Supported by these technologies: Blogger,

Based on their refined design brief and design ideas, student teams start making. They create their first prototype, and discuss it afterwards. The discussion especially relates to how well the design address the identified design challenges. They then record a reflection and document their activities. Careful guidance through the learning activities and the process of creation is indispensable for students to keep their minds on learning potential curricular requirements. Highlight the reflection after this activity and ensure that everyone focuses on addressing the needs of an audience. To avoid free-riders or unequal workload division, carefully divide tasks and roles within teams. Classroom time: Approximately 2 lesson(s)

1. Prepare / Listen

  • Listen carefully to the student comments, and shape the activity according to their needs and interests.
  • Expand your competence and expertise by preparing the material, software and technology needed for making.

2. Inspire

  • Inspire students to create prototypes that could be used by their audience and that address the identified challenges.
  • Team building exercises, such as playing games, solving puzzles or having ice-cream together, can support cooperation and collaboration towards a shared goal.

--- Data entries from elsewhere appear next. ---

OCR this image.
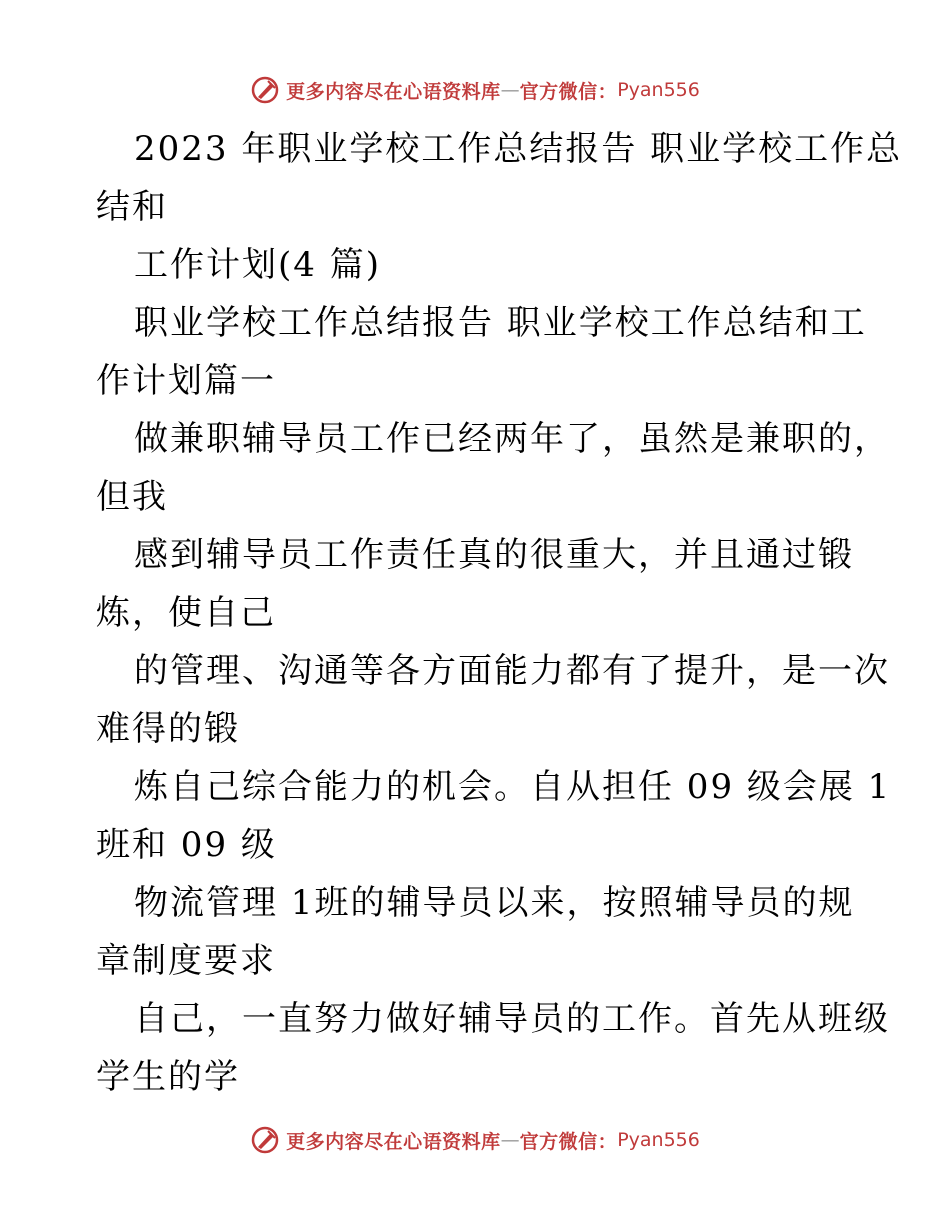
更多内容尽在心语资料库 — 官方微信： Pyan556
2023 年职业学校工作总结报告 职业学校工作总
结和
工作计划(4 篇)
职业学校工作总结报告 职业学校工作总结和工
作计划篇一
做兼职辅导员工作已经两年了，虽然是兼职的，
但我
感到辅导员工作责任真的很重大，并且通过锻
炼，使自己
的管理、沟通等各方面能力都有了提升，是一次
难得的锻
炼自己综合能力的机会。自从担任 09 级会展 1
班和 09 级
物流管理 1班的辅导员以来，按照辅导员的规
章制度要求
自己，一直努力做好辅导员的工作。首先从班级
学生的学
更多内容尽在心语资料库 — 官方微信： Pyan556
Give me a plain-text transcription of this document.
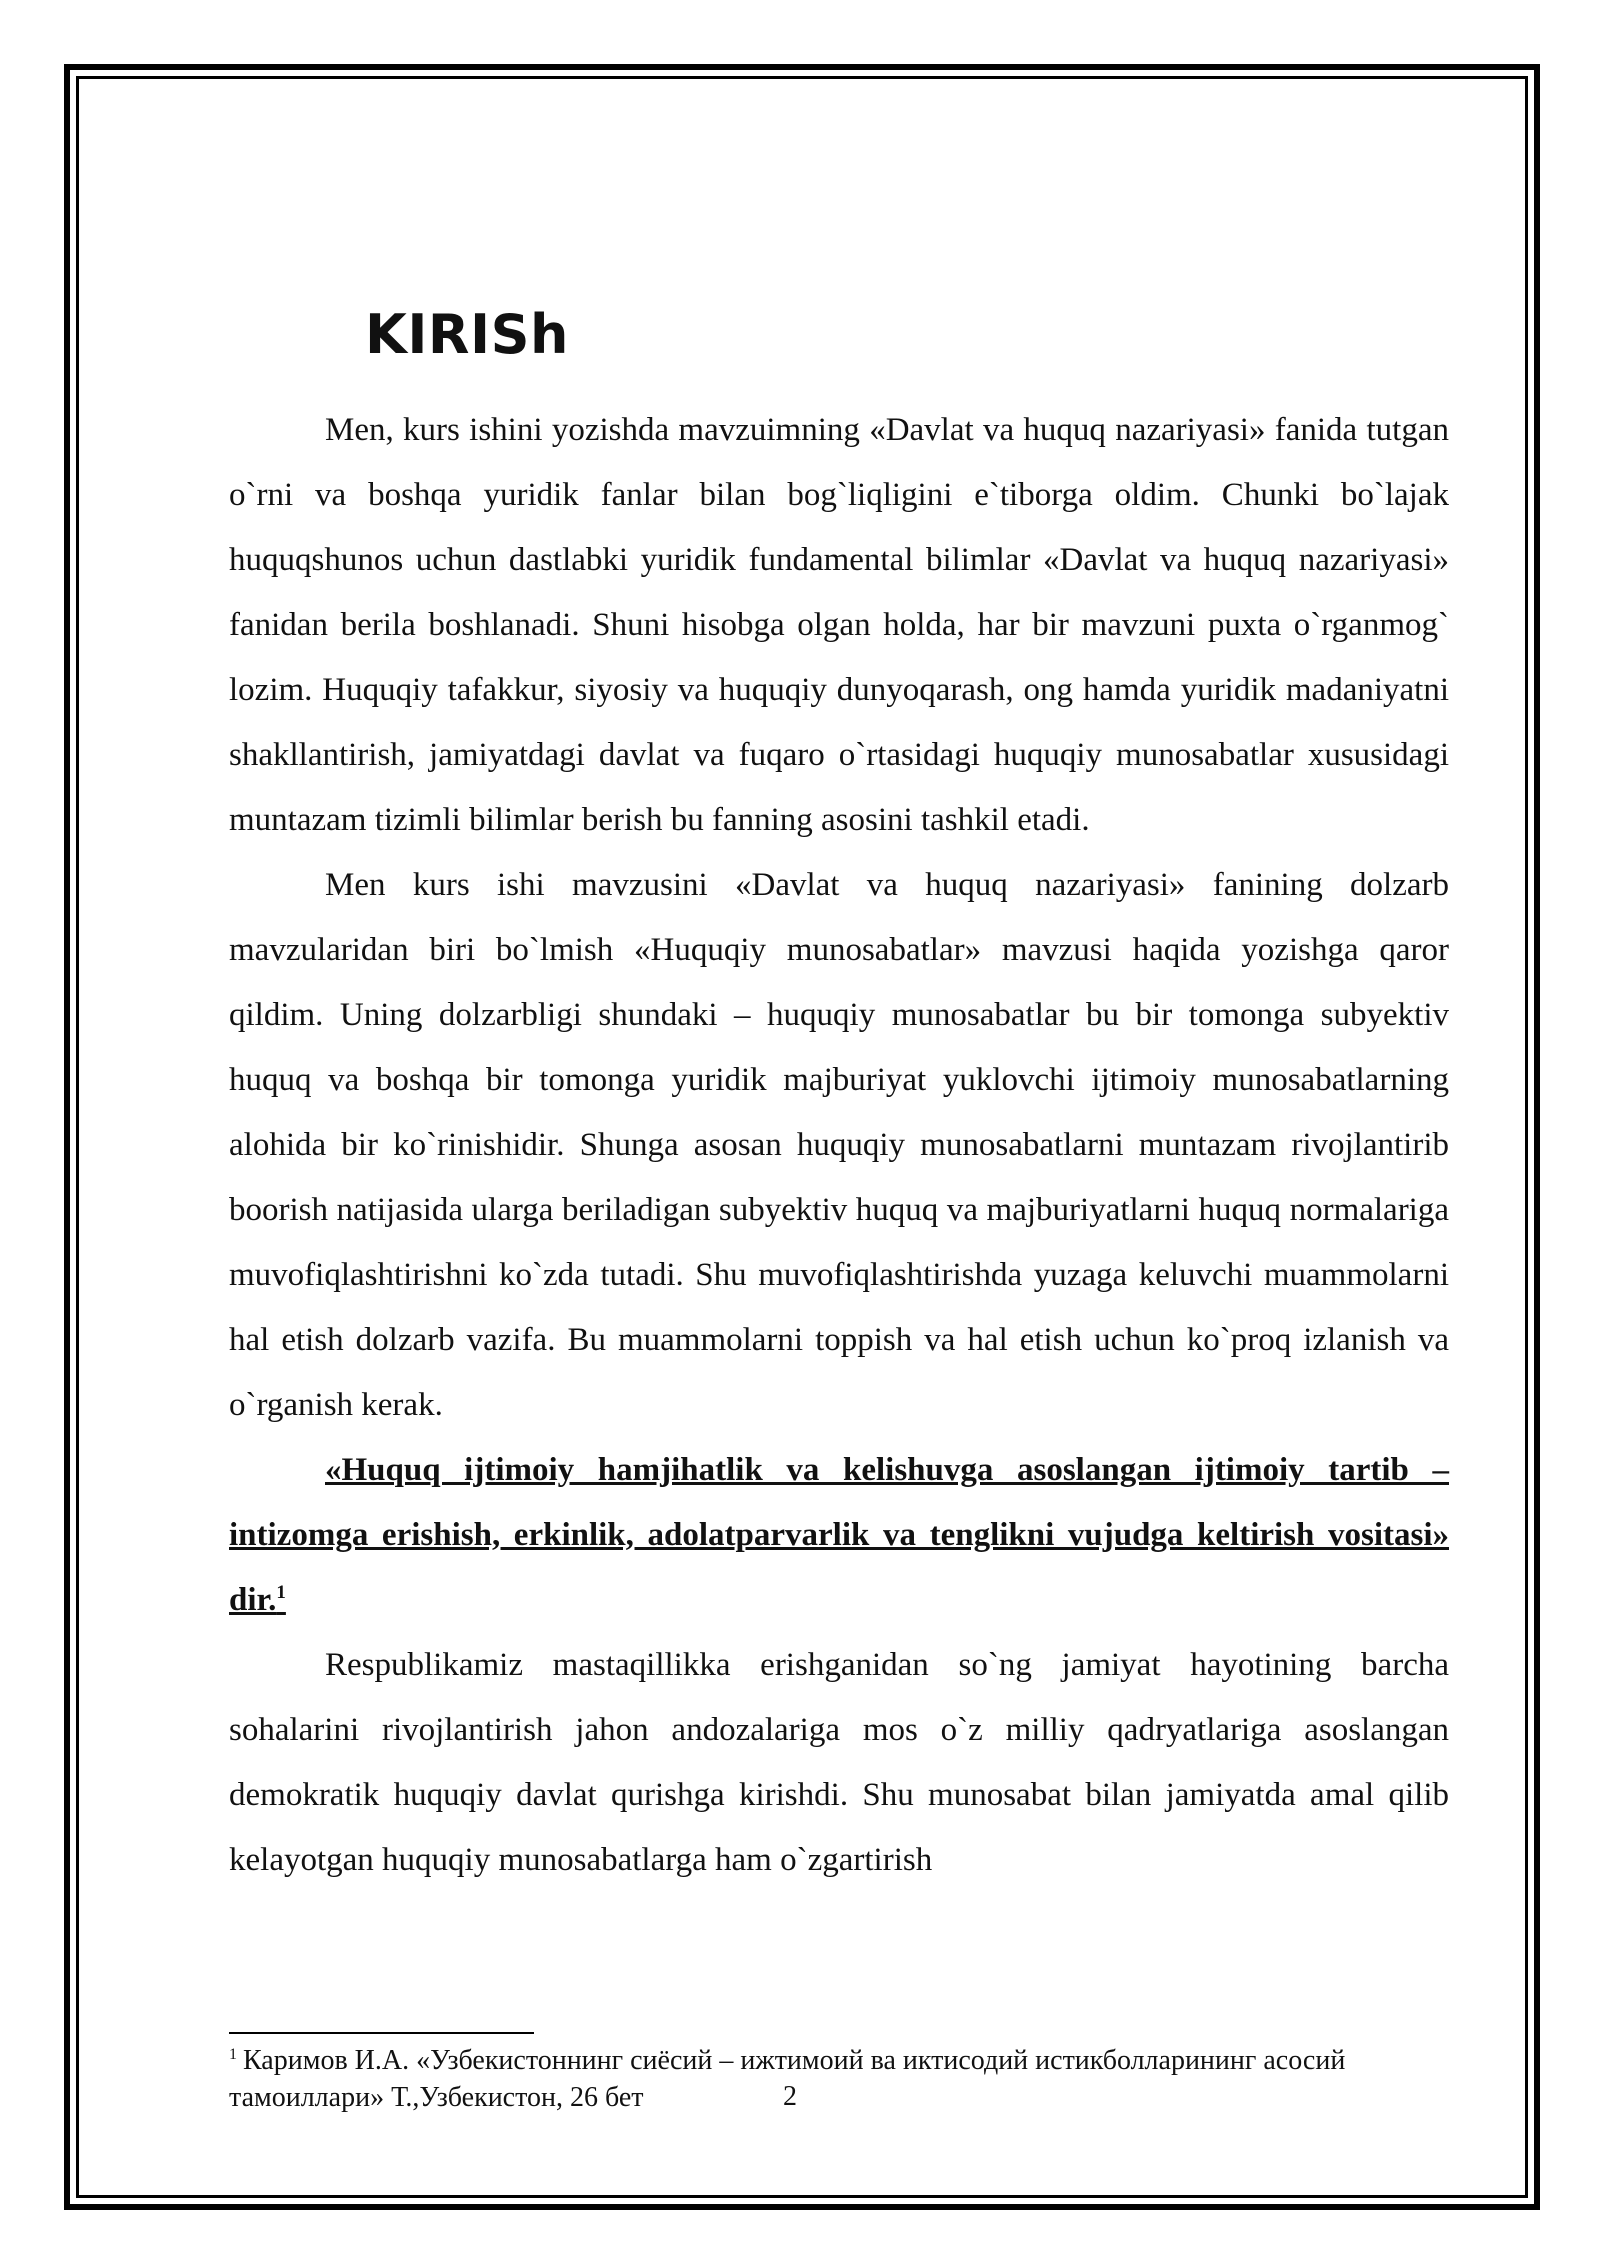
KIRISh

Men, kurs ishini yozishda mavzuimning «Davlat va huquq nazariyasi» fanida tutgan o`rni va boshqa yuridik fanlar bilan bog`liqligini e`tiborga oldim. Chunki bo`lajak huquqshunos uchun dastlabki yuridik fundamental bilimlar «Davlat va huquq nazariyasi» fanidan berila boshlanadi. Shuni hisobga olgan holda, har bir mavzuni puxta o`rganmog` lozim. Huquqiy tafakkur, siyosiy va huquqiy dunyoqarash, ong hamda yuridik madaniyatni shakllantirish, jamiyatdagi davlat va fuqaro o`rtasidagi huquqiy munosabatlar xususidagi muntazam tizimli bilimlar berish bu fanning asosini tashkil etadi.

Men kurs ishi mavzusini «Davlat va huquq nazariyasi» fanining dolzarb mavzularidan biri bo`lmish «Huquqiy munosabatlar» mavzusi haqida yozishga qaror qildim. Uning dolzarbligi shundaki – huquqiy munosabatlar bu bir tomonga subyektiv huquq va boshqa bir tomonga yuridik majburiyat yuklovchi ijtimoiy munosabatlarning alohida bir ko`rinishidir. Shunga asosan huquqiy munosabatlarni muntazam rivojlantirib boorish natijasida ularga beriladigan subyektiv huquq va majburiyatlarni huquq normalariga muvofiqlashtirishni ko`zda tutadi. Shu muvofiqlashtirishda yuzaga keluvchi muammolarni hal etish dolzarb vazifa. Bu muammolarni toppish va hal etish uchun ko`proq izlanish va o`rganish kerak.

«Huquq ijtimoiy hamjihatlik va kelishuvga asoslangan ijtimoiy tartib – intizomga erishish, erkinlik, adolatparvarlik va tenglikni vujudga keltirish vositasi» dir.$^1$

Respublikamiz mastaqillikka erishganidan so`ng jamiyat hayotining barcha sohalarini rivojlantirish jahon andozalariga mos o`z milliy qadryatlariga asoslangan demokratik huquqiy davlat qurishga kirishdi. Shu munosabat bilan jamiyatda amal qilib kelayotgan huquqiy munosabatlarga ham o`zgartirish

$^1$ Каримов И.А. «Узбекистоннинг сиёсий – ижтимоий ва иктисодий истикболларининг асосий тамоиллари» Т.,Узбекистон, 26 бет	2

3. Coach / Question / Support

  • Teams develop prototypes. Coach them to address the identified design challenges and to take all collected information into consideration by reminding them of their plans.
  • Remind the teams that the activities cumulate towards the creation of an artifact. If you notice teams stalling and debating for too long, step in and support them with hands-on suggestions towards a decision.
  • Teams set up their prototypes in the classroom and discuss them with other teams, in particular how and if their prototypes address the identified challenges.
  • Teams add the documentation of their design prototype(s) to the blog and describe it, using drawings, videos or digital photographs of their prototypes. Then, they record a reflection. You listen to their reflections and prepare comments for each team.

4. Assess

  • Review the work of each team, their reflection recordings and blog entries, to ensure everyone explored and collected examples and/or media files. Then record audiovisual feedback for them. Your feedback might include suggestions and questions.
  • Good prototypes illustrate how a design could be used or how it could work. Prototypes can be rough and unfinished, as long as they help in communication. A simple, yet well thought out concept can be as much of a learning experience as a technically intricate execution. Be careful in your assessment of prototypes.
  • You could also ask the students to grade their teammates’ contributions, using the student grades to help form your own assessment.